Environment and mass dependencies of galactic $\lambda$ spin parameter: cosmological simulations and SDSS galaxies compared

TL;DR

This study analyzes the relationship between the galactic spin parameter and galaxy environment and mass using SDSS data and cosmological simulations, revealing a mass-dependent trend not predicted by simulations.

Contribution

It provides the first empirical evidence of a mass dependence of the spin parameter in galaxies, challenging existing simulation predictions.

Findings

No significant dependence of spin on environment.

Low mass galaxies have higher average spin values.

Results challenge current cosmological simulation models.

Abstract

We use a sample of galaxies from the Sloan Digital Sky Survey (SDSS) to search for correlations between the $\lambda$ spin parameter and the environment and mass of galaxies. In order to calculate the total value of $\lambda$ for each observed galaxy, we employed a simple model of the dynamical structure of the galaxies which allows a rough estimate of the value of $\lambda$ using only readily obtainable observables from the luminous galaxies. Use of a large volume limited sample (upwards of 11,000) allows reliable inferences of mean values and dispersions of $\lambda$ distributions.
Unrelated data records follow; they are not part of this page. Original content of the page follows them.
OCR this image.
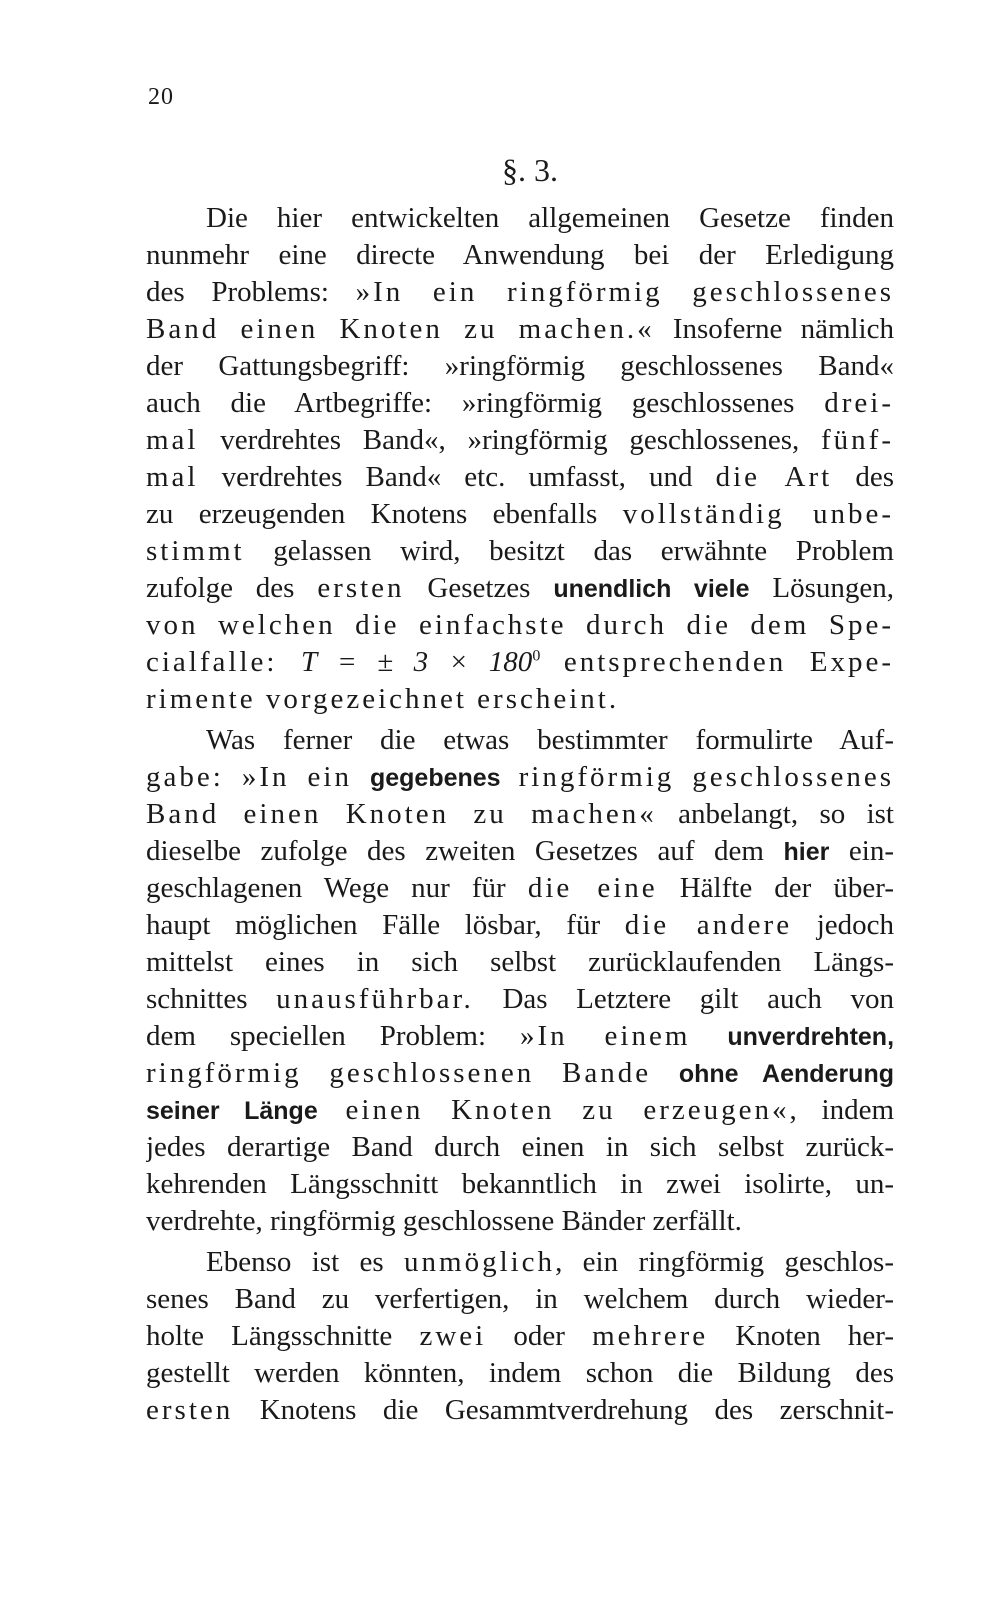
20
§. 3.
Die hier entwickelten allgemeinen Gesetze finden
nunmehr eine directe Anwendung bei der Erledigung
des Problems: »In ein ringförmig geschlossenes
Band einen Knoten zu machen.« Insoferne nämlich
der Gattungsbegriff: »ringförmig geschlossenes Band«
auch die Artbegriffe: »ringförmig geschlossenes drei-
mal verdrehtes Band«, »ringförmig geschlossenes, fünf-
mal verdrehtes Band« etc. umfasst, und die Art des
zu erzeugenden Knotens ebenfalls vollständig unbe-
stimmt gelassen wird, besitzt das erwähnte Problem
zufolge des ersten Gesetzes unendlich viele Lösungen,
von welchen die einfachste durch die dem Spe-
cialfalle: T = ± $3 \times 180^0$ entsprechenden Expe-
rimente vorgezeichnet erscheint.
Was ferner die etwas bestimmter formulirte Auf-
gabe: »In ein gegebenes ringförmig geschlossenes
Band einen Knoten zu machen« anbelangt, so ist
dieselbe zufolge des zweiten Gesetzes auf dem hier ein-
geschlagenen Wege nur für die eine Hälfte der über-
haupt möglichen Fälle lösbar, für die andere jedoch
mittelst eines in sich selbst zurücklaufenden Längs-
schnittes unausführbar. Das Letztere gilt auch von
dem speciellen Problem: »In einem unverdrehten,
ringförmig geschlossenen Bande ohne Aenderung
seiner Länge einen Knoten zu erzeugen«, indem
jedes derartige Band durch einen in sich selbst zurück-
kehrenden Längsschnitt bekanntlich in zwei isolirte, un-
verdrehte, ringförmig geschlossene Bänder zerfällt.
Ebenso ist es unmöglich, ein ringförmig geschlos-
senes Band zu verfertigen, in welchem durch wieder-
holte Längsschnitte zwei oder mehrere Knoten her-
gestellt werden könnten, indem schon die Bildung des
ersten Knotens die Gesammtverdrehung des zerschnit-
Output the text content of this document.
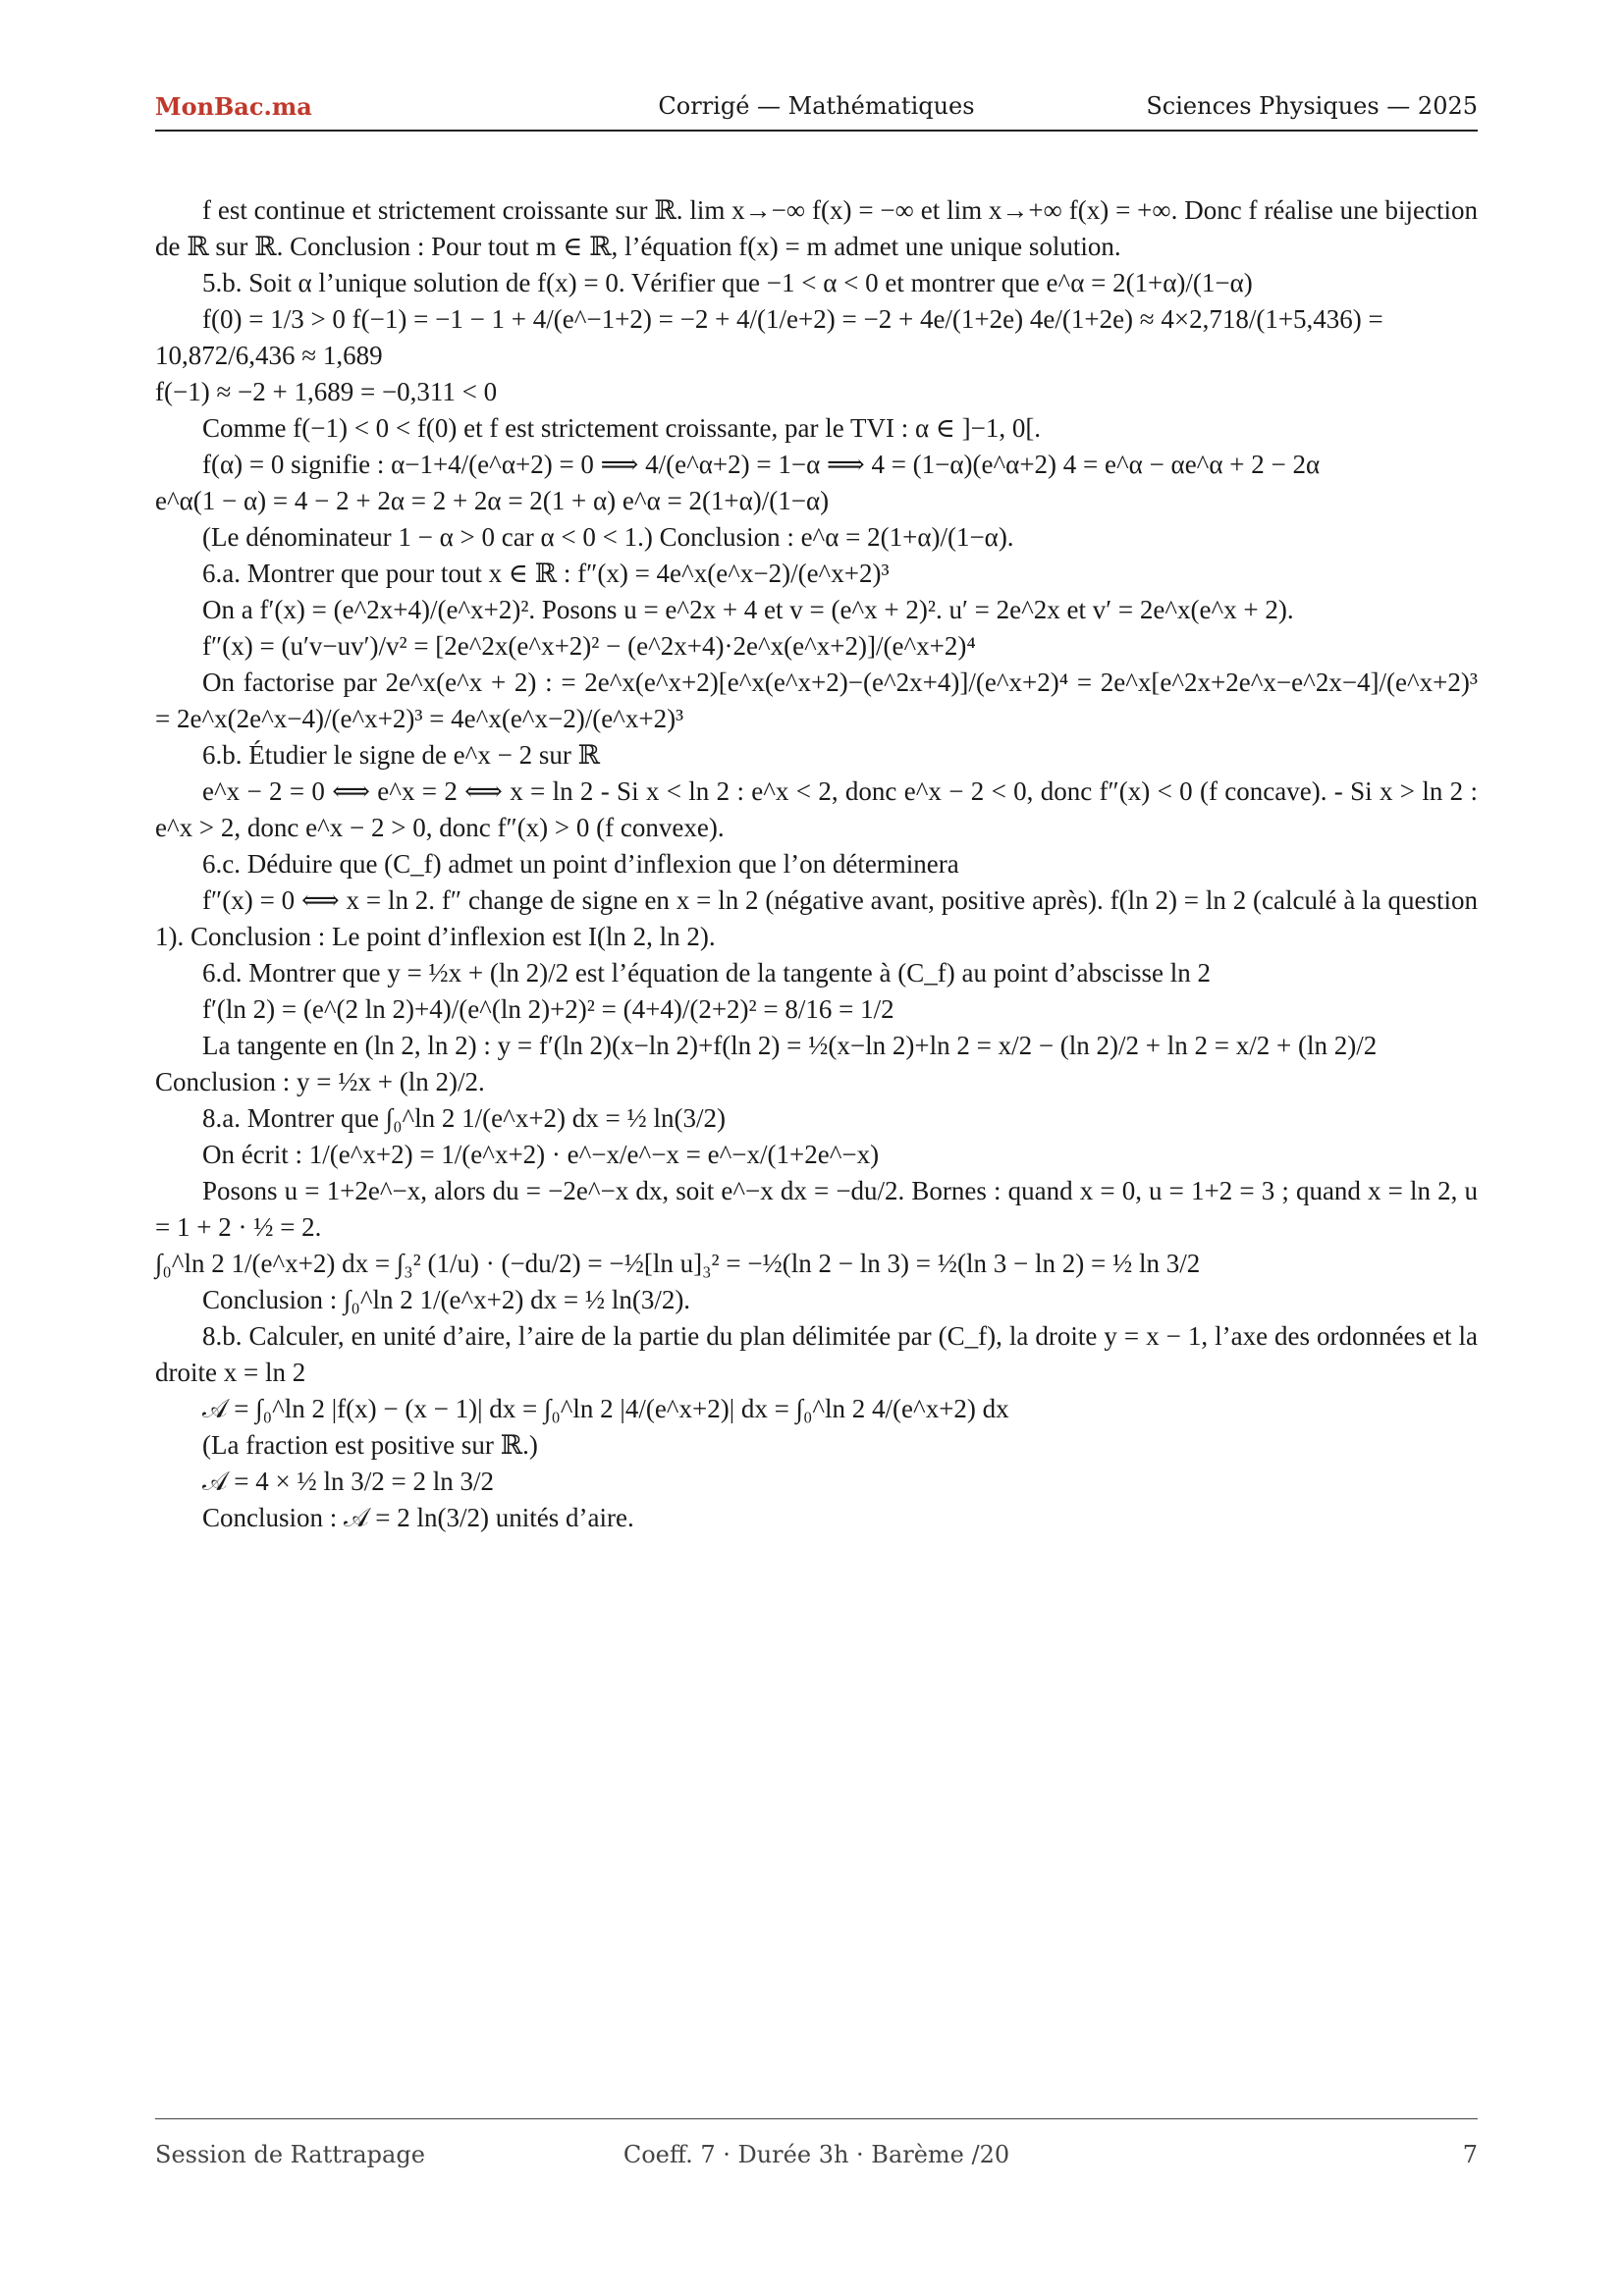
Corrigé — Mathématiques
MonBac.ma	Sciences Physiques — 2025

f est continue et strictement croissante sur ℝ. lim x→−∞ f(x) = −∞ et lim x→+∞ f(x) = +∞. Donc f réalise une bijection de ℝ sur ℝ. Conclusion : Pour tout m ∈ ℝ, l’équation f(x) = m admet une unique solution.

5.b. Soit α l’unique solution de f(x) = 0. Vérifier que −1 < α < 0 et montrer que e^α = 2(1+α)/(1−α)

f(0) = 1/3 > 0 f(−1) = −1 − 1 + 4/(e^−1+2) = −2 + 4/(1/e+2) = −2 + 4e/(1+2e) 4e/(1+2e) ≈ 4×2,718/(1+5,436) = 10,872/6,436 ≈ 1,689

f(−1) ≈ −2 + 1,689 = −0,311 < 0

Comme f(−1) < 0 < f(0) et f est strictement croissante, par le TVI : α ∈ ]−1, 0[.

f(α) = 0 signifie : α−1+4/(e^α+2) = 0 ⟹ 4/(e^α+2) = 1−α ⟹ 4 = (1−α)(e^α+2) 4 = e^α − αe^α + 2 − 2α

e^α(1 − α) = 4 − 2 + 2α = 2 + 2α = 2(1 + α) e^α = 2(1+α)/(1−α)

(Le dénominateur 1 − α > 0 car α < 0 < 1.) Conclusion : e^α = 2(1+α)/(1−α).

6.a. Montrer que pour tout x ∈ ℝ : f″(x) = 4e^x(e^x−2)/(e^x+2)³

On a f′(x) = (e^2x+4)/(e^x+2)². Posons u = e^2x + 4 et v = (e^x + 2)². u′ = 2e^2x et v′ = 2e^x(e^x + 2).

f″(x) = (u′v−uv′)/v² = [2e^2x(e^x+2)² − (e^2x+4)·2e^x(e^x+2)]/(e^x+2)⁴

On factorise par 2e^x(e^x + 2) : = 2e^x(e^x+2)[e^x(e^x+2)−(e^2x+4)]/(e^x+2)⁴ = 2e^x[e^2x+2e^x−e^2x−4]/(e^x+2)³ = 2e^x(2e^x−4)/(e^x+2)³ = 4e^x(e^x−2)/(e^x+2)³

6.b. Étudier le signe de e^x − 2 sur ℝ

e^x − 2 = 0 ⟺ e^x = 2 ⟺ x = ln 2 - Si x < ln 2 : e^x < 2, donc e^x − 2 < 0, donc f″(x) < 0 (f concave). - Si x > ln 2 : e^x > 2, donc e^x − 2 > 0, donc f″(x) > 0 (f convexe).

6.c. Déduire que (C_f) admet un point d’inflexion que l’on déterminera

f″(x) = 0 ⟺ x = ln 2. f″ change de signe en x = ln 2 (négative avant, positive après). f(ln 2) = ln 2 (calculé à la question 1). Conclusion : Le point d’inflexion est I(ln 2, ln 2).

6.d. Montrer que y = ½x + (ln 2)/2 est l’équation de la tangente à (C_f) au point d’abscisse ln 2

f′(ln 2) = (e^(2 ln 2)+4)/(e^(ln 2)+2)² = (4+4)/(2+2)² = 8/16 = 1/2

La tangente en (ln 2, ln 2) : y = f′(ln 2)(x−ln 2)+f(ln 2) = ½(x−ln 2)+ln 2 = x/2 − (ln 2)/2 + ln 2 = x/2 + (ln 2)/2

Conclusion : y = ½x + (ln 2)/2.

8.a. Montrer que ∫₀^ln 2 1/(e^x+2) dx = ½ ln(3/2)

On écrit : 1/(e^x+2) = 1/(e^x+2) · e^−x/e^−x = e^−x/(1+2e^−x)

Posons u = 1+2e^−x, alors du = −2e^−x dx, soit e^−x dx = −du/2. Bornes : quand x = 0, u = 1+2 = 3 ; quand x = ln 2, u = 1 + 2 · ½ = 2.

∫₀^ln 2 1/(e^x+2) dx = ∫₃² (1/u) · (−du/2) = −½[ln u]₃² = −½(ln 2 − ln 3) = ½(ln 3 − ln 2) = ½ ln 3/2

Conclusion : ∫₀^ln 2 1/(e^x+2) dx = ½ ln(3/2).

8.b. Calculer, en unité d’aire, l’aire de la partie du plan délimitée par (C_f), la droite y = x − 1, l’axe des ordonnées et la droite x = ln 2

𝒜 = ∫₀^ln 2 |f(x) − (x − 1)| dx = ∫₀^ln 2 |4/(e^x+2)| dx = ∫₀^ln 2 4/(e^x+2) dx

(La fraction est positive sur ℝ.)

𝒜 = 4 × ½ ln 3/2 = 2 ln 3/2

Conclusion : 𝒜 = 2 ln(3/2) unités d’aire.

Coeff. 7 · Durée 3h · Barème /20
Session de Rattrapage	7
We find, in agreement with some N-body cosmological simulations, no significant dependence of $\lambda$ on the environmental density of the galaxies. For the case of mass, our results show a marked correlation with $\lambda$, in the sense that low mass galaxies present both higher mean values of $\lambda$ and associated dispersions, than high mass galaxies. This last direct empirical result, at odds with expectations from N-body cosmological simulations, provides interesting constrain on the mechanisms of galaxy formation and acquisition of angular momentum, a valuable test for cosmological models.